Saturday 28 April 2018

Leaf Encounter

Many have struggled to define Englishness. The anthropologist Kate Fox and the broadcaster Jeremy Paxman have book length studies on the subject. A fondness for village greens and cricket may be invoked, as might: picnicking at the seaside, a tolerance for queuing and a national obsession with tea. It has been remarked before that you can tell a true-hearted Englishperson, because they will make you tea once and then always remember how you take it. Never lie about how you take your tea, you may not get a chance to revoke it. I speak from experience.


For reasons apparently mysterious to anyone else who has ever tried it, I drink only very weak gunpowder green leaf tea made with the first pour of a still boiling kettle into a warmed porcelain mug. To me, this method makes a beautiful golden-coloured brew that tickles the tongue with a peppery freshness and leaves a lingering honey-sweetness on the palate. However, an ex-girlfriend of mine always described it as “...that fucking pondwater you drink...” so: to each their own.  

The perfect cuppa?

On my first day at what I still call ‘my new job’ despite having been there 14 months, I went in armed with my own porcelain cup and 100g of the Tea Junction’s finest gunpowder green.


Obviously, the last thing a person should do when attempting to ingratiate himself with his new colleagues who have kindly offered to make him a cup of tea is announce that they all have to learn a new method of making tea. So my plan was to get in first with the offer to make a round of teas, memorise how everyone took theirs and then just have hot water top-ups for the rest of the day. However, as I was settling in, someone else got their offer of making tea in first. When asked how I take mine, I panicked and said ‘white no sugar’.


Naturally, the kindly man who was making the tea committed this to memory and for the next two months I either had to decline his offer of tea or pretend I was so engrossed in my work that I had forgotten about the brew he made me so I could surreptitiously pour it away and make my own.
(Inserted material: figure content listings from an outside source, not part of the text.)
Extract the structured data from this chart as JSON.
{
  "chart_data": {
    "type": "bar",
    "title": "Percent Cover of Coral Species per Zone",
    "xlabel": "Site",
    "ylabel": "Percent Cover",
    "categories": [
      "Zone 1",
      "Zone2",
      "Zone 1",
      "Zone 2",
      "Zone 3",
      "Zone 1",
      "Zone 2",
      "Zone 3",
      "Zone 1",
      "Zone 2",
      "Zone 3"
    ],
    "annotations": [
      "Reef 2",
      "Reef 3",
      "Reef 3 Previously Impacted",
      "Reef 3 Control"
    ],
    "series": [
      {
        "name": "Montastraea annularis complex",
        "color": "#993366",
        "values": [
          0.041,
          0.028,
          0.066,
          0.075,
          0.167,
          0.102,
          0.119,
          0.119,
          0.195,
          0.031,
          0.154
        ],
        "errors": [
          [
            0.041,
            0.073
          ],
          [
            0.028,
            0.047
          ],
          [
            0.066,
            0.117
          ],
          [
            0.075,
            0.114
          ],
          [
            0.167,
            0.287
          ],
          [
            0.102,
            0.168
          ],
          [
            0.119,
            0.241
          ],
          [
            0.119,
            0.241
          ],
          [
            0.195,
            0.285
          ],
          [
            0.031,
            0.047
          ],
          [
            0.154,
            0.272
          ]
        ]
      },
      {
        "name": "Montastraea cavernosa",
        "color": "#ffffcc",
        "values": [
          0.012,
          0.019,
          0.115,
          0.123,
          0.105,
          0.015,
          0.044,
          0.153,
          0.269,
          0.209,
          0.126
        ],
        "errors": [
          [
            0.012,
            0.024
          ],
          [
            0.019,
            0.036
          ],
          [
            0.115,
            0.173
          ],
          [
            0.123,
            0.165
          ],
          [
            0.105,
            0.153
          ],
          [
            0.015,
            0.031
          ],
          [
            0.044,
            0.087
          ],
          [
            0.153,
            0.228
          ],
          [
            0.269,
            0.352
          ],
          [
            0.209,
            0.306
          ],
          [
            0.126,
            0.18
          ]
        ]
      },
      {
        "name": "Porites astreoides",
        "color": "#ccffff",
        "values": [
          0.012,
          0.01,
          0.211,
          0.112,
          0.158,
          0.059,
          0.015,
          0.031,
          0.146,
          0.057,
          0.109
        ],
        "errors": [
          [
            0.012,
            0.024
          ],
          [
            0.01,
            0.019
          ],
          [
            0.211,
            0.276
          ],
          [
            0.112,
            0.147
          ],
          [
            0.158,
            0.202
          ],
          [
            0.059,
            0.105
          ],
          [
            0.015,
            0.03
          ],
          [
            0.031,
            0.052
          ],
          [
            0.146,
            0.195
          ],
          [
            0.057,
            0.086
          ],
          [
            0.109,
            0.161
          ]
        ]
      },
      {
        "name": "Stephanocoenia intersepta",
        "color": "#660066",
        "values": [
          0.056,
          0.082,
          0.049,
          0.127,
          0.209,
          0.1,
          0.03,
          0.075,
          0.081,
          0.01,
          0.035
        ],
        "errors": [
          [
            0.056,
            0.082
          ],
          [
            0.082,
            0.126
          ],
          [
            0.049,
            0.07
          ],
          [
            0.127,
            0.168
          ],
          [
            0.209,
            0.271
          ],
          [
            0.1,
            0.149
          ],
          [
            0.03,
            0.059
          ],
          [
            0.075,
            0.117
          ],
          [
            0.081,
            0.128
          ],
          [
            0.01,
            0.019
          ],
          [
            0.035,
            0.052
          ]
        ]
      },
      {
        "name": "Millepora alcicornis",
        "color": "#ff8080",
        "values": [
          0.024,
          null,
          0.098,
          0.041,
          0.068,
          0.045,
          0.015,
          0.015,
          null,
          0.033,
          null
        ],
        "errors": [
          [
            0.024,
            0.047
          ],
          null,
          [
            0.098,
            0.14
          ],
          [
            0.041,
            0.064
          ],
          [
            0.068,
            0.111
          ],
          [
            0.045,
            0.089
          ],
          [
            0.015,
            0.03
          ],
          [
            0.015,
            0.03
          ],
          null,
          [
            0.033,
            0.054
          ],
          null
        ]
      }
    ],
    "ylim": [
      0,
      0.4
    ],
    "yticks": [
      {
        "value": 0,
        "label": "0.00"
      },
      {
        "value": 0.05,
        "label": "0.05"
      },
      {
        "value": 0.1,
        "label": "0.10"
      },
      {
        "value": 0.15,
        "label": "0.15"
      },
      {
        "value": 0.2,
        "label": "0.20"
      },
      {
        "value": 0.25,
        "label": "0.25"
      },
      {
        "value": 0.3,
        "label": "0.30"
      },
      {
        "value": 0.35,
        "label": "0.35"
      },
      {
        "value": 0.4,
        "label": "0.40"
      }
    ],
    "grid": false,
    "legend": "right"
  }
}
He left the company after I’d been there two months so fortunately neither of us had to go through the embarrassment of me owning up to my nervous lie.


The reason behind the lie was of course the clash created by an intensely individualistic person trying desperately not to seem different from anyone else - and ,if you’re still looking for a defining characteristic of Englishness, it might be staring you in the face.